Vonda Vaden Bates is an alliance builder and leadership coach with over 30 years of experience helping professionals and organisations succeed. In 2012, her husband, Yogiraj Charles Bates, died from one of the most common preventable causes of death, known as hospital-associated venous thromboembolism. In 2013, Vonda decided to contribute her skills to the Patient Safety Movement Foundation to help advance the mission of Zero Preventable Harm. Vonda uses her compassionate voice, strategic skills, and collaboration expertise to help improve communication and safety in healthcare.


She believes that a multidisciplinary approach is needed to ensure the safe delivery of medical care -- and that safety science is strengthened with interdisciplinary collaboration from social scientists, behavioural scientists, organisational systems development professionals, artists, and the public which depends on safe medical care. Vonda is the CEO of 10th Dot®, a company founded by her late husband, which coaches and trains individuals, teams and organisations to perform at their best.

 

What are your key areas of interest and research?

My professional fields encompass Organisational Development, Systems Development, Relationship Consulting, and Engagement Strategy. My experience has been primarily applied toward helping people develop personally in order to succeed professionally and organisationally. I also apply years of training in mindfulness philosophies (with a focus on navigating the nervous system with contemplation, breath and meditation) and community building through artistic endeavours and audience engagement.

 

In terms of research, my greatest curiosity is how executive function, errors and mindfulness stress reduction are related.
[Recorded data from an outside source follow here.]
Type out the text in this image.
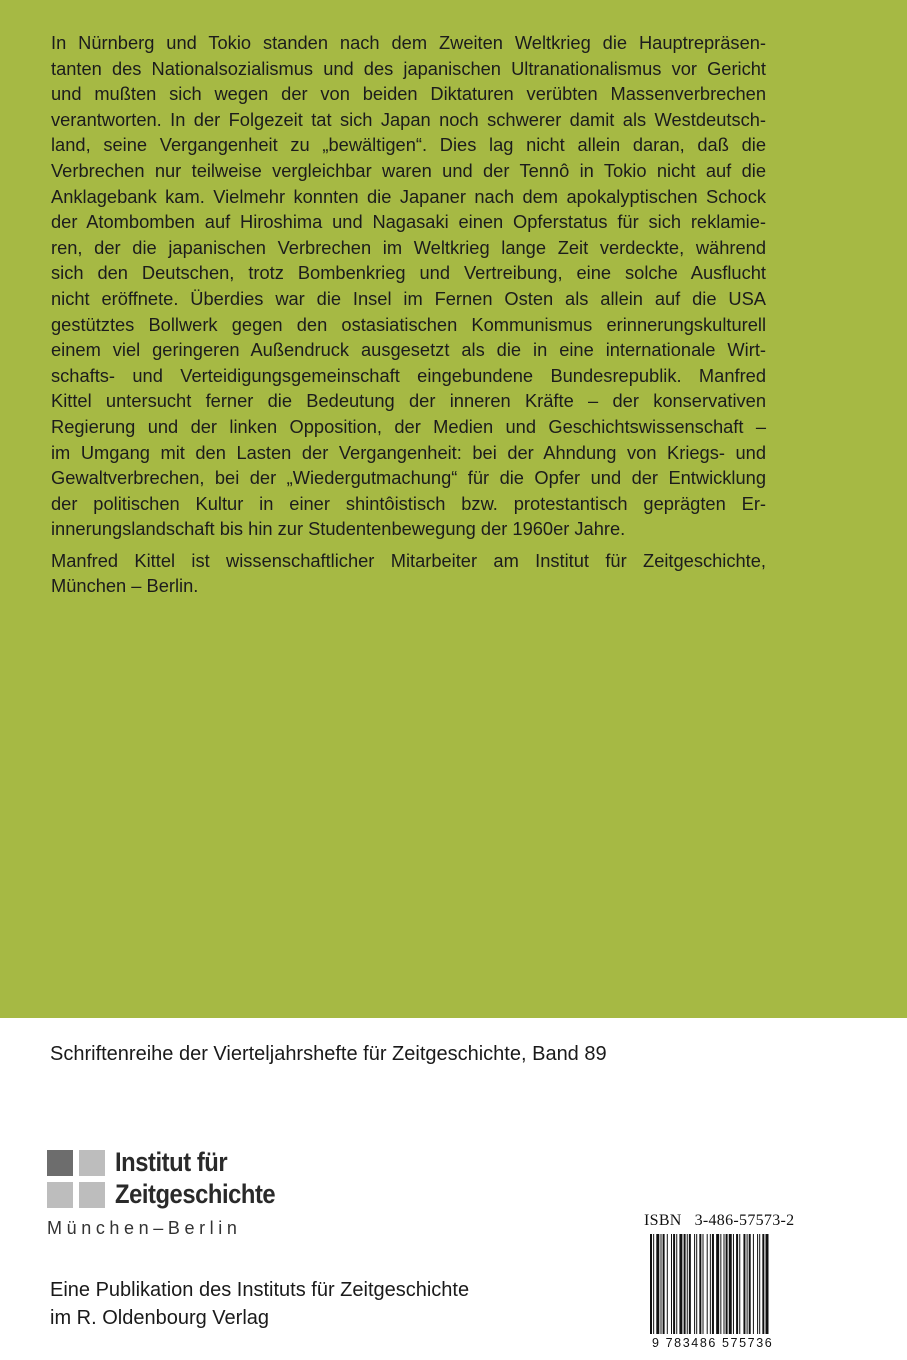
In Nürnberg und Tokio standen nach dem Zweiten Weltkrieg die Hauptrepräsen-
tanten des Nationalsozialismus und des japanischen Ultranationalismus vor Gericht
und mußten sich wegen der von beiden Diktaturen verübten Massenverbrechen
verantworten. In der Folgezeit tat sich Japan noch schwerer damit als Westdeutsch-
land, seine Vergangenheit zu „bewältigen“. Dies lag nicht allein daran, daß die
Verbrechen nur teilweise vergleichbar waren und der Tennô in Tokio nicht auf die
Anklagebank kam. Vielmehr konnten die Japaner nach dem apokalyptischen Schock
der Atombomben auf Hiroshima und Nagasaki einen Opferstatus für sich reklamie-
ren, der die japanischen Verbrechen im Weltkrieg lange Zeit verdeckte, während
sich den Deutschen, trotz Bombenkrieg und Vertreibung, eine solche Ausflucht
nicht eröffnete. Überdies war die Insel im Fernen Osten als allein auf die USA
gestütztes Bollwerk gegen den ostasiatischen Kommunismus erinnerungskulturell
einem viel geringeren Außendruck ausgesetzt als die in eine internationale Wirt-
schafts- und Verteidigungsgemeinschaft eingebundene Bundesrepublik. Manfred
Kittel untersucht ferner die Bedeutung der inneren Kräfte – der konservativen
Regierung und der linken Opposition, der Medien und Geschichtswissenschaft –
im Umgang mit den Lasten der Vergangenheit: bei der Ahndung von Kriegs- und
Gewaltverbrechen, bei der „Wiedergutmachung“ für die Opfer und der Entwicklung
der politischen Kultur in einer shintôistisch bzw. protestantisch geprägten Er-
innerungslandschaft bis hin zur Studentenbewegung der 1960er Jahre.

Manfred Kittel ist wissenschaftlicher Mitarbeiter am Institut für Zeitgeschichte,
München – Berlin.

Schriftenreihe der Vierteljahrshefte für Zeitgeschichte, Band 89
Institut für
Zeitgeschichte
München–Berlin
Eine Publikation des Instituts für Zeitgeschichte
im R. Oldenbourg Verlag
ISBN 3-486-57573-2
9 783486 575736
I’m particularly interested in executive functioning, which is the brain’s ability to deploy attentional resources and flexibly adapt to provide optimal decision-making.

 

Questions that I’m interested in include:

 

     What helps increase executive function?

     How can individuals identify what helps their own executive function?

     How can safety be improved by attending to a person’s executive function while giving and receiving medical care?

 

What are the major challenges in your field?

Two major challenges faced in my field of work are similarly found in healthcare. Much like the fields of organisational and systems development, the medical arts are founded upon addressing personal matters by people who are guided and constrained by the structure of systems.

 

To address this dynamic, my colleagues and I hone skills to relate both intimately and strategically. Taking an intimate approach means to work with what is without attempting to change it. This is a helpful way to orient with a person or a new situation. It’s also a great learning strategy. This is in contrast to taking a strategic approach which intends to change behaviours or a situation.

 

Both an intimate and strategic approach are valuable. A challenge commonly faced by clinicians, which I also face in my profession, is knowing which of the two approaches is more likely to support good outcomes in a given situation. Challenging, also, is gaining the skill to be nimble enough to approach many circumstances with an intimate or strategic approach, given what is called for. Most people, not just clinicians, will tend to use one of these approaches as a solution for most circumstances. This can limit their effectiveness.

 

What is your top management tip?

Instead of complaining about someone or something, I take a look at how I might be like that or might avoid being like that. It’s easy to focus on improving others without first attending to one’s own opportunities for positive behavioural change. It’s easy to believe that if I control circumstances around me, I’ll have a better experience. In most situations, however, changing my own perspective and behaviour gives me far greater control over a situation.  

 

What would you single out as a career highlight?

One of my career highlights happened while contracting with a Fortune 500 retailer. We collaborated to shift from a ‘Tell’ culture to an ‘Engaged’ culture. I remember getting the initial call from an executive leader who presented a familiar problem I had seen with other clients. The corporate sales executives were noticing that their regional, district and store leaders were not meeting their annual sales goals. With the support of the communications team, I was successful in convincing them to draw out annual goals from these leaders and to measure their success based on what they wanted to achieve rather than what they were told to accomplish. The corporate team was surprised when the store and district managers actually set their annual goals quite a bit higher than prior years. We used participant engagement tools to track engagement and achievement over three years. Everyone saw noticeable performance improvements.

 

This directly aligns with patient-centred care in my opinion. When a person is engaged as an investor in their own outcomes, they will very often set higher expectations and find the wherewithal to achieve those aims.

 

If you had not chosen this career path you would have become a…?

I would have become a geologist. I’m fascinated with how the land has been and continues to be formed.

 

What are your personal interests outside of work?

I love spending time in solitude and quiet. I dance nearly every day. Spending time with family and friends brings me great joy, as does traveling to places I’ve only heard about and experiencing a wide array of people and places.

 

Your favourite quote?

Our organisational vision is to ‘Share all things as the sun shares, without hesitation or discrimination’. I also love what my late husband proclaimed as his life goal – to “Love all and exclude none”.